Bryant v. BMC of Georgia, Inc.

Carley, Judge.

Appellant-plaintiff filed this negligence action against appelleedefendant to recover damages for injuries he received while a patient at a hospital operated by appellee. In preparation for trial, the trial court ordered counsel for appellant to prepare and submit the plaintiff’s portion of the pre-trial order to opposing counsel by September 7, 1987, and to appear at the pre-trial conference on September 10, 1987. When appellant failed to comply with each of the requirements of the trial court’s order, the trial court dismissed the action. Appellant appeals from the trial court’s order of dismissal filed on September 15, 1987.

1. In the sole enumeration of error, appellant urges that the trial court abused its discretion in denying his trial counsel’s request for a leave of absence.

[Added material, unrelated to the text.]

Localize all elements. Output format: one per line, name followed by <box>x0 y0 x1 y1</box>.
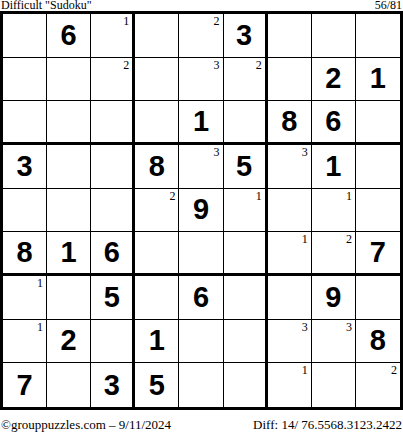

Uniform Superior Court Rule 16 provides in pertinent part: “Applications for leaves of absence must be in writing and shall be served upon opposing counsel at least 5 days (if such service is made personally) prior to submission to an appropriate judge of the court in which an action pends; such service shall be accomplished at least 10 days prior to submission to such judge if service upon opposing counsel is other than personal. This period of time may be waived if opposing counsel consents in writing to the application. This procedure permits opposing counsel to object or to consent to the grant of the application, but the application is addressed to the discretion of the court.”

Our examination of the record reveals that although appellant’s counsel claims to have attempted to serve opposing counsel with a request for leave of absence on September 8, 1987, opposing counsel did not receive the request until September 14, 1987. Said request was received by opposing counsel in an envelope postmarked September 11, 1987, the day after the pre-trial conference was to have taken place. No request for leave of absence was actually filed with the trial court until September 17, 1987, two days after the order of dismissal *125had been entered and seven days after counsel had failed to appear at the pre-trial conference. Due to appellant’s trial counsel’s complete failure to comply with the requirements of Rule 16 of the Uniform Superior Court Rules, we conclude that there was absolutely no abuse of discretion in connection with the trial court’s denial of counsel’s application for leave of absence. Accordingly, appellant’s sole enumeration of error is without merit.

2. Our determination that there is no merit in appellant’s sole enumeration of error would ordinarily dispose of the appeal. However, the dissent urges that the trial court must be reversed under Rule 7.1 of the Uniform Superior Court Rules.

Appellant’s enumeration of error asserts only the abuse of discretion in connection with the denial of the leave of absence. In fact, the actual enumeration of error is, as stated, by appellant, as follows: “The Trial Court erred in entering its order of September 11, 1987 dismissing appellant’s case where it failed to exercise discretion in its application of Uniform Superior Court Rule 16 where appellant’s attorney, as solo practitioner, attempted to apprise the court of her automobile accident and injuries both prior to the court date and after the court date.” Nowhere in that enumeration nor, in fact, in the brief, has counsel for appellant made any reference whatsoever to Rule 7.1 of the Uniform Superior Court Rules nor has she contended that the trial court acted in a manner prohibited by said rule in dismissing the case.

“This court has no jurisdiction to consider grounds which . . . are not enumerated as error according to OCGA § 5-6-40. [Cits.]” Sunn v. Trophy Marine, 176 Ga. App. 68, 69 (2) (334 SE2d 884) (1985). In Hurston v. Ga. Farm Bureau &c. Ins. Co., 148 Ga. App. 324, 326 (2) (250 SE2d 886) (1978), the author of the dissent in this case stated as follows: “Appellant attempts to enlarge upon her first enumeration of error. . . . ‘An enumeration of error cannot be enlarged to include other issues not made therein.’’ [Cit.]” (Emphasis supplied.)

“We do not know of any law or rule of practice and procedure that authorizes the Court of Appeals ... to examine the entire record and grant a new trial upon a ground of their own making and not upon a ground specified by the appellant. The duty of the appellate court is to correct errors alleged to have been made in the trial court and not to manufacture them.” Hess Oil & Chem. Corp. v. Nash, 226 Ga. 706, 709 (177 SE2d 70) (1970). Accordingly, the judgment of the trial court is affirmed.

Judgment affirmed.

Birdsong, C. J., McMurray, P. J., and Sognier, J., concur. Beasley, J., concurs specially. Deen, P. J., Banke, P. J., Pope and Benham, JJ., dissent.